Anthony Minghella's 2005 staging of Madam Butterfly remains a hit with ENO's audience. A combination of Japanese lacquer and Hollywood gloss make for a stylish production, opulently costumed by Han Feng. Now receiving its sixth revival, it doesn't always tug at the heartstrings. In the same way the bunraku puppeteers bring Butterfly's child Sorrow to life, one consciously feels manipulated. Puccini's music manipulates the emotions too – he was a wily fox – but it's music that still touches deeply. However, it requires a far better performance of the title role than it received this evening.
Michael Levine’s steep raked set allows most of the characters to make their entrances and exits over the brow of a hill, often to spectacular visual effect. And striking visual effects are what mark this production. Minghella, in what tragically turned out to be his sole opera, brought his skilled film director’s eye to proceedings, creating a cinematic widescreen frame in front of which veiled kuroko actors wheel the paper screens (shoji) round to create the house Pinkerton has purchased on a 999-year lease. Dancers are skilfully employed, choreographed by Carolyn Choa; a dumb show at the beginning, where a single silhouetted dancer flutters a pair of fans and is swathed in streams of scarlet (anticipating Butterfly’s suicide) while, later, another, representing Pinkerton, dances with a puppet Cio-Cio-San as origami swallows herald the dawn during Butterfly’s ‘dream’. The close of Act I is a touching ballet of floating lanterns before a backdrop of cascading cherry blossom.

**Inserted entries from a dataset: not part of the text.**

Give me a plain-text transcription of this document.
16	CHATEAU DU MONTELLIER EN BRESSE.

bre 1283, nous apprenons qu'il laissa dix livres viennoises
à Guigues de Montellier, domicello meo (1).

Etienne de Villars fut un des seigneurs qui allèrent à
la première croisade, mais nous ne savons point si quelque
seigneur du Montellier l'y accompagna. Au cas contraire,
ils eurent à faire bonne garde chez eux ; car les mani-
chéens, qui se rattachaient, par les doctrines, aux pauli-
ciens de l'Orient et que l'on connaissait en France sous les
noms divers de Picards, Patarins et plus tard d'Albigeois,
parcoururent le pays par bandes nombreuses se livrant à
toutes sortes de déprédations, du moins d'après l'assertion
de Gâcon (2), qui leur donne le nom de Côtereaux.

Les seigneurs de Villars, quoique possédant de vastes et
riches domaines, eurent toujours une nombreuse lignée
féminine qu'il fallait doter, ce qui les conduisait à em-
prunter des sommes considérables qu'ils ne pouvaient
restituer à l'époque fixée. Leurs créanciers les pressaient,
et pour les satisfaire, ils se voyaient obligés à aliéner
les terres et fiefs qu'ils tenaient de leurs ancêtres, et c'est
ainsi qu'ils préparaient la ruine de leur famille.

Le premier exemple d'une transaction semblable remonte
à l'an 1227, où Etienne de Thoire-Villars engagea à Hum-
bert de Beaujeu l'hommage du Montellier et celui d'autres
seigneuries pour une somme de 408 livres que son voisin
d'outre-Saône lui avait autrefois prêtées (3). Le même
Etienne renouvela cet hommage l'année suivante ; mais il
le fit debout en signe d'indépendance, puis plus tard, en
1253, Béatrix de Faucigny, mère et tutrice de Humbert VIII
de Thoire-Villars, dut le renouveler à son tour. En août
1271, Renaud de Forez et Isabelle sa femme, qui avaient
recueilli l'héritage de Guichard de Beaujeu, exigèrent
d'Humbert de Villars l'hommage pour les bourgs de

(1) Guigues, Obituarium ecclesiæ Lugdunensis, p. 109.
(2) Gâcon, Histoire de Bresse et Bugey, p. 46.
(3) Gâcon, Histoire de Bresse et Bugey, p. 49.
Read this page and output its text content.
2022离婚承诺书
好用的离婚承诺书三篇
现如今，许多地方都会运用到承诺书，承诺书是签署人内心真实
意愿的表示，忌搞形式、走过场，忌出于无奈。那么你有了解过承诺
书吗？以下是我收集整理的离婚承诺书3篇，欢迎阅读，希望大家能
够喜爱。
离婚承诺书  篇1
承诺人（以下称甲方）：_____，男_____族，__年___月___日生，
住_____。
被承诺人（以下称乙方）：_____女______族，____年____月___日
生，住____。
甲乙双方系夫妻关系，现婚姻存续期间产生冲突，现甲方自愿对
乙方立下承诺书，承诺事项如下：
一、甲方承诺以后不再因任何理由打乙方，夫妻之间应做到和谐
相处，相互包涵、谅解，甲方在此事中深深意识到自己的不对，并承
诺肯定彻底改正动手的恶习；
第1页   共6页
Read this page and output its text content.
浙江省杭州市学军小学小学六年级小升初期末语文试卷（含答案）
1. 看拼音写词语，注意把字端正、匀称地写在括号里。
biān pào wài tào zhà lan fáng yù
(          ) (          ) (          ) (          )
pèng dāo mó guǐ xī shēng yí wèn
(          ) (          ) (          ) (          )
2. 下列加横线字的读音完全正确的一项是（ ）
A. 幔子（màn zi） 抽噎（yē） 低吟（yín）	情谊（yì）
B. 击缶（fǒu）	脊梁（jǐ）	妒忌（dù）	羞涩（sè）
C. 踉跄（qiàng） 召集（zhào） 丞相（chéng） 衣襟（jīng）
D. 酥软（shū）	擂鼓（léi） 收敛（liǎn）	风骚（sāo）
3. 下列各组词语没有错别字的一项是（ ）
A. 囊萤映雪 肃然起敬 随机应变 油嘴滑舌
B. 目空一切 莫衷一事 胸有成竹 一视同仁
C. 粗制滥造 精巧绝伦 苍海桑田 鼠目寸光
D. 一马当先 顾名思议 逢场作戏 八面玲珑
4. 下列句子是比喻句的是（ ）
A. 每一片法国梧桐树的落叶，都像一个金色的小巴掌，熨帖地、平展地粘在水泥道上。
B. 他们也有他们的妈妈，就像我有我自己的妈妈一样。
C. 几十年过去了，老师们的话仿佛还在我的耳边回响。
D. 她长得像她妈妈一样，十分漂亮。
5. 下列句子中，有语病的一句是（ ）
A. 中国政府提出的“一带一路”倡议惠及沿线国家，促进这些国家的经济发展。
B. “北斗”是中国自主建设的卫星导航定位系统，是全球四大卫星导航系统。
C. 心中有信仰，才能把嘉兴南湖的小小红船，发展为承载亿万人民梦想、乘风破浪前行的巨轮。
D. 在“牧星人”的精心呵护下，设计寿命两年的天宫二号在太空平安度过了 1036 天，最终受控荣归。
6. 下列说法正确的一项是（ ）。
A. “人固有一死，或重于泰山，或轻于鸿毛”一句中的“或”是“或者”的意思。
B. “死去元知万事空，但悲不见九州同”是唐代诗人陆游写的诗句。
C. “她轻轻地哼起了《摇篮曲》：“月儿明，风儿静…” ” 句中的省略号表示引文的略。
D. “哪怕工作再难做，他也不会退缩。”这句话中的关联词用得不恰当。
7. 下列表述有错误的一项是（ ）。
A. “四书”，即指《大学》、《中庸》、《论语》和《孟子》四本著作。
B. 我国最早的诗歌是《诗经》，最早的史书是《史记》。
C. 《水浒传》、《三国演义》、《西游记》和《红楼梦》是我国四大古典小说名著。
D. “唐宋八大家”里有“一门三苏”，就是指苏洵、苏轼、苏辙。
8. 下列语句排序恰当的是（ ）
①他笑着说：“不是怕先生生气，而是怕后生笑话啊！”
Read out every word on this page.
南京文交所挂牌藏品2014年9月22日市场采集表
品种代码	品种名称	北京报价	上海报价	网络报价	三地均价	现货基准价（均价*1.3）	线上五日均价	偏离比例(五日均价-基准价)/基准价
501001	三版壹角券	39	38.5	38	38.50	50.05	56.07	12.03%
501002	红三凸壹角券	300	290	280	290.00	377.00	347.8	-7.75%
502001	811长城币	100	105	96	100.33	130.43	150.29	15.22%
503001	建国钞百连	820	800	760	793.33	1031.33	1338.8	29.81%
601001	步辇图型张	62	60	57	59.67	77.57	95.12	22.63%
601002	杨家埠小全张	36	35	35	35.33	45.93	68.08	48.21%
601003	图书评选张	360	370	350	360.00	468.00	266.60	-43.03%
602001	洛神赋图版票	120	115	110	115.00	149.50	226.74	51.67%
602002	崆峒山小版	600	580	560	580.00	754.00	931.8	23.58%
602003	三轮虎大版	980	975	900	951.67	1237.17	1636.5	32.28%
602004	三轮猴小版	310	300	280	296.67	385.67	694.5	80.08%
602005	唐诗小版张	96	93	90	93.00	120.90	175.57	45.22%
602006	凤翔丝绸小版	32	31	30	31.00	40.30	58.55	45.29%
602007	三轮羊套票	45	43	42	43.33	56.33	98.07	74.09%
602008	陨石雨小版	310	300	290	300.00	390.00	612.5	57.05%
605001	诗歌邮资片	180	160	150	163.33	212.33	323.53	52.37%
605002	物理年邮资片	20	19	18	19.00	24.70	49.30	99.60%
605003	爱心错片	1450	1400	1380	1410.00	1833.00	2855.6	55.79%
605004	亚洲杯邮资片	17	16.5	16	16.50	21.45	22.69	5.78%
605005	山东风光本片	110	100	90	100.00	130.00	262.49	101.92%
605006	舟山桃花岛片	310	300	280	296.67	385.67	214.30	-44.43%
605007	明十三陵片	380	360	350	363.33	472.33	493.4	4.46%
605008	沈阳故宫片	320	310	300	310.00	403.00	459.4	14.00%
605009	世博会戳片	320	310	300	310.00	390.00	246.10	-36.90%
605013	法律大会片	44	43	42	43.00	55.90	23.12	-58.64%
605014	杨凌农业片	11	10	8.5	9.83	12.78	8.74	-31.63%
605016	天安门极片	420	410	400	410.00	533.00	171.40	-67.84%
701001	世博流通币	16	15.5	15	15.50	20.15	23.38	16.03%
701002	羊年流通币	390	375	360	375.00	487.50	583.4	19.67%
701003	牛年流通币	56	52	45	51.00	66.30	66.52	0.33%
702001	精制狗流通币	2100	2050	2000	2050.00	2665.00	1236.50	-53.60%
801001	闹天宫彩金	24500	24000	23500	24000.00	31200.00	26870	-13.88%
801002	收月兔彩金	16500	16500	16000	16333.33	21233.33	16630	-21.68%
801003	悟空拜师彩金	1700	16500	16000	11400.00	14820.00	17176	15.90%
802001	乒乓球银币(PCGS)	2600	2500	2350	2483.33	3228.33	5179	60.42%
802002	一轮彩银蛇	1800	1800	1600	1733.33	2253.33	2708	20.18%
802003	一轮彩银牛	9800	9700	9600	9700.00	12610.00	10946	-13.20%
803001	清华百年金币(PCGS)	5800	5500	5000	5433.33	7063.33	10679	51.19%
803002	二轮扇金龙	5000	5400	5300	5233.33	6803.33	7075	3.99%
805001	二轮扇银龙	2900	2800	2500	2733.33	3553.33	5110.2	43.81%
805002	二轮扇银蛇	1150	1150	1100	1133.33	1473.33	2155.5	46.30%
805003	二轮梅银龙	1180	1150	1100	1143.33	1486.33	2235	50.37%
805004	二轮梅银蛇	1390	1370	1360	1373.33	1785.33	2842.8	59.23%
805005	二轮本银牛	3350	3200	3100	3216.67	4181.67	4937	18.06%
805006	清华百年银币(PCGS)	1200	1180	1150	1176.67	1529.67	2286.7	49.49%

Reactions vary to the controversial decision to have Sorrow, Butterfly's child, played by a puppet (courtesy of Blind Summit). The puppeteers quickly become invisible, but you may find the antics of the child distract the eye away from the singers. It is so artfully done though – plucking flowers, staring enraptured at the birds – that I succumb each time. The other, more detrimental, decision splits the two scenes of Act II with an interval. It's a solution which Puccini himself reached in Brescia in 1904 after the opera’s disastrous première, but later reversed. The flow of the action is quite needlessly interrupted, even if you accept that the Humming Chorus will inevitably draw applause anyway.